The World Health Organization (WHO) has called on European countries to do more to curb a new variant of coronavirus that was first detected in the UK.
WHO Europe director Hans Kluge said tougher measures were needed to "flatten the steep vertical line" of rising cases in some countries.
He said 22 European countries now have cases of the variant, calling this "an alarming situation".
First detected in November, the variant has driven a spike in cases in the UK.
Its spread has concerned many European countries that have already imposed full national lockdowns to tackle a marked rise in infections during winter.
Health experts say the variant is considerably more transmissible than previous strains but not necessarily any more dangerous for those infected.
They have also played down the possibility that vaccines will not be as effective against the variant.
However, Mr Kluge said the "increased transmissibility and similar disease severity" of the variant does "raise alarm".
"It is our assessment that this variant of concern may, over time, replace other circulating lineages - as seen in the United Kingdom, and increasingly in Denmark," Mr Kluge said on Thursday.
"Without increased control to slow its spread, there will be an increased impact on already stressed and pressurised health facilities."
The appearance of the variant in south-east England triggered travel restrictions with dozens of countries in December.
France is barring entry to travellers from the UK until further notice, unless they are lorry drivers or EU citizens on essential trips, who also have to show a negative Covid-19 test result from the preceding three days.

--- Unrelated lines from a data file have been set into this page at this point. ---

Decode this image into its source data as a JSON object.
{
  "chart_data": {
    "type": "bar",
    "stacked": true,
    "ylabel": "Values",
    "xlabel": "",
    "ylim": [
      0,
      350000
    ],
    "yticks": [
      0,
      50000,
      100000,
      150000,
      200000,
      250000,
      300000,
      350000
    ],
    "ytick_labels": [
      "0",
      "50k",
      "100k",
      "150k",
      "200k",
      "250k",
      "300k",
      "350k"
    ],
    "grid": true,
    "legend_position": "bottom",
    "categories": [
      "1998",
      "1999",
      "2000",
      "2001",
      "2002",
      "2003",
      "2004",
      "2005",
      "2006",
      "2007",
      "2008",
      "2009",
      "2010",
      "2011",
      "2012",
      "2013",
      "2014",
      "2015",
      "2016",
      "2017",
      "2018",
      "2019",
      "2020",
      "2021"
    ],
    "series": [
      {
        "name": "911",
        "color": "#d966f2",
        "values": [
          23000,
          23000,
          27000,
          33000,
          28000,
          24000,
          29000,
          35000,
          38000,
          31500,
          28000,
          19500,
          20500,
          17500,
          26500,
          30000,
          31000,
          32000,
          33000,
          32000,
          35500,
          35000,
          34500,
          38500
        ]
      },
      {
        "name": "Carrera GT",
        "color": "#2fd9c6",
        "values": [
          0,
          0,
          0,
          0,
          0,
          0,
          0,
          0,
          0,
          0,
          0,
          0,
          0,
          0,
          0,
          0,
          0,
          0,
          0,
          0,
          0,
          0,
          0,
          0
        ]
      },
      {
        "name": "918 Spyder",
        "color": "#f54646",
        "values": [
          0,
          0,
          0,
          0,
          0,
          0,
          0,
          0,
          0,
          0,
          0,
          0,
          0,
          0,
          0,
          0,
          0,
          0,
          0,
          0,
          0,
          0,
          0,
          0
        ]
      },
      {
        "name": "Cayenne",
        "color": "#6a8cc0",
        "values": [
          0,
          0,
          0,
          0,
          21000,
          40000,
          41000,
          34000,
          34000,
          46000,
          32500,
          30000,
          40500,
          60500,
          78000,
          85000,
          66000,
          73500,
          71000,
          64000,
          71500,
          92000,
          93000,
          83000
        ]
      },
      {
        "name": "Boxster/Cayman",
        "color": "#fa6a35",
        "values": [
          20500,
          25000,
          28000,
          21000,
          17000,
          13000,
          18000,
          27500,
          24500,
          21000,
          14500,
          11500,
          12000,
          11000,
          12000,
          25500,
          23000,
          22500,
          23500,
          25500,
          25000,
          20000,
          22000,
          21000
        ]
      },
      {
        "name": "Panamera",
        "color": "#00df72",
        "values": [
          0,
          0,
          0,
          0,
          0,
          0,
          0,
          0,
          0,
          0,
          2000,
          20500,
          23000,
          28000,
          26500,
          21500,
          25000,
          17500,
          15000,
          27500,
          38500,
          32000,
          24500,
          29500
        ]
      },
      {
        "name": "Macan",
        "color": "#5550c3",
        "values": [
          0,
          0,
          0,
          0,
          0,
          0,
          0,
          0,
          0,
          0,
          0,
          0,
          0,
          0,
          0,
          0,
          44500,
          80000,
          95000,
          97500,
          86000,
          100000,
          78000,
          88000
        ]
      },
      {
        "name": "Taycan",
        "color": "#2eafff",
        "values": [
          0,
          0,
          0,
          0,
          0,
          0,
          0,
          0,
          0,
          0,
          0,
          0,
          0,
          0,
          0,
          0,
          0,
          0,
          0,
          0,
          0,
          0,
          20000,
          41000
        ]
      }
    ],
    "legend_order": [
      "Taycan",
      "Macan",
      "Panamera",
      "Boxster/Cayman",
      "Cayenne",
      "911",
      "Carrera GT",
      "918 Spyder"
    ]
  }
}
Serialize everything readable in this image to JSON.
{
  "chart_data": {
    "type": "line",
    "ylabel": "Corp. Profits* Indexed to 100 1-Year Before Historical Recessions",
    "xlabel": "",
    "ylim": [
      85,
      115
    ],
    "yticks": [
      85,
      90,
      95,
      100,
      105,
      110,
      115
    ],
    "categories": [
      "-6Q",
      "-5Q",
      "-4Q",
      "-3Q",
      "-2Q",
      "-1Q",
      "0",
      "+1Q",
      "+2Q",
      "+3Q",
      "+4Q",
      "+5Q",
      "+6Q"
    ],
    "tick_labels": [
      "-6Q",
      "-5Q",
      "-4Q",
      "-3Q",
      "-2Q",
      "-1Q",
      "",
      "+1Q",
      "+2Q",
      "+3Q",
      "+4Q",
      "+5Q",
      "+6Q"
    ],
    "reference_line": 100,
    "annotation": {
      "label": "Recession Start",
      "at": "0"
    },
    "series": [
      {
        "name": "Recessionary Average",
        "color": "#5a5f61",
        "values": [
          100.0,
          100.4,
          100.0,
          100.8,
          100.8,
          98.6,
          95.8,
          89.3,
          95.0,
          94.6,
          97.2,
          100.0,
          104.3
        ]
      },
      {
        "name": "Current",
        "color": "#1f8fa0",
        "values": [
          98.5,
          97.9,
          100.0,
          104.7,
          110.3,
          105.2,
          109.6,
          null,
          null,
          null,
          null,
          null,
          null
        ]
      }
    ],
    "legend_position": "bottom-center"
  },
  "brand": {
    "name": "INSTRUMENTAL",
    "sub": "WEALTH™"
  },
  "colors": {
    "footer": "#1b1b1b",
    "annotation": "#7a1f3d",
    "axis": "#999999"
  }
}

On Thursday Health Minister Olivier Véran said 19 cases of the UK variant had been identified in France, including two particularly worrying clusters in the greater Paris region and Brittany.
Other countries outside Europe, including Japan, Canada and Australia, have also reported cases of the variant.
What's the coronavirus situation in Europe?
The WHO says more than 230 million people in the Europe are living in countries under full national lockdown, with more expected to announce further restrictions soon.
As of Wednesday, almost half of all European countries had recorded 150 new cases per 100,000 people over a seven-day period, according to the WHO. A quarter of all EU member states, the WHO says, "are seeing very high incidence and strained health systems".
The highest numbers of infections have been recorded in Russia (3.2 million), the UK (2.8 million), France (2.7 million) and Italy (2.2 million), a tally by Johns Hopkins University says.
The highest death tolls have been recorded in the UK (78,000), Italy (77,000), France (66,000) and Russia (59,000), the tally shows.
However last month Russia's deputy prime minister said more than 80% of excess deaths last year were linked to Covid-19, meaning its death toll was about 186,000, three times higher than previously reported.
France lifted its national lockdown in December, but the government said the infection rate had not fallen sufficiently for a further easing.
On Thursday Prime Minister Jean Castex said restaurants, cinemas and museums would remain closed throughout January to slow the spread of the coronavirus.
A nationwide nightly curfew was being extended until at least 20 January, Mr Castex said.
In Spain, government figures showed the total number of coronavirus infections surged past two million on Thursday.
The health ministry announced another 42,360 new cases over the past 48 hours.
Elsewhere, Germany has extended its nationwide lockdown until the end of January.
Chancellor Angela Merkel warned that hospitals across the country were already overwhelmed, particularly intensive care units.
In Italy, restrictions imposed over the Christmas break were extended until 15 January, while in Greece the government introduced a strict lockdown from 3 January to 11 January.
Meanwhile, vaccines against Covid-19 are being rolled out across Europe, but at a pace that has been criticised as too slow in some countries.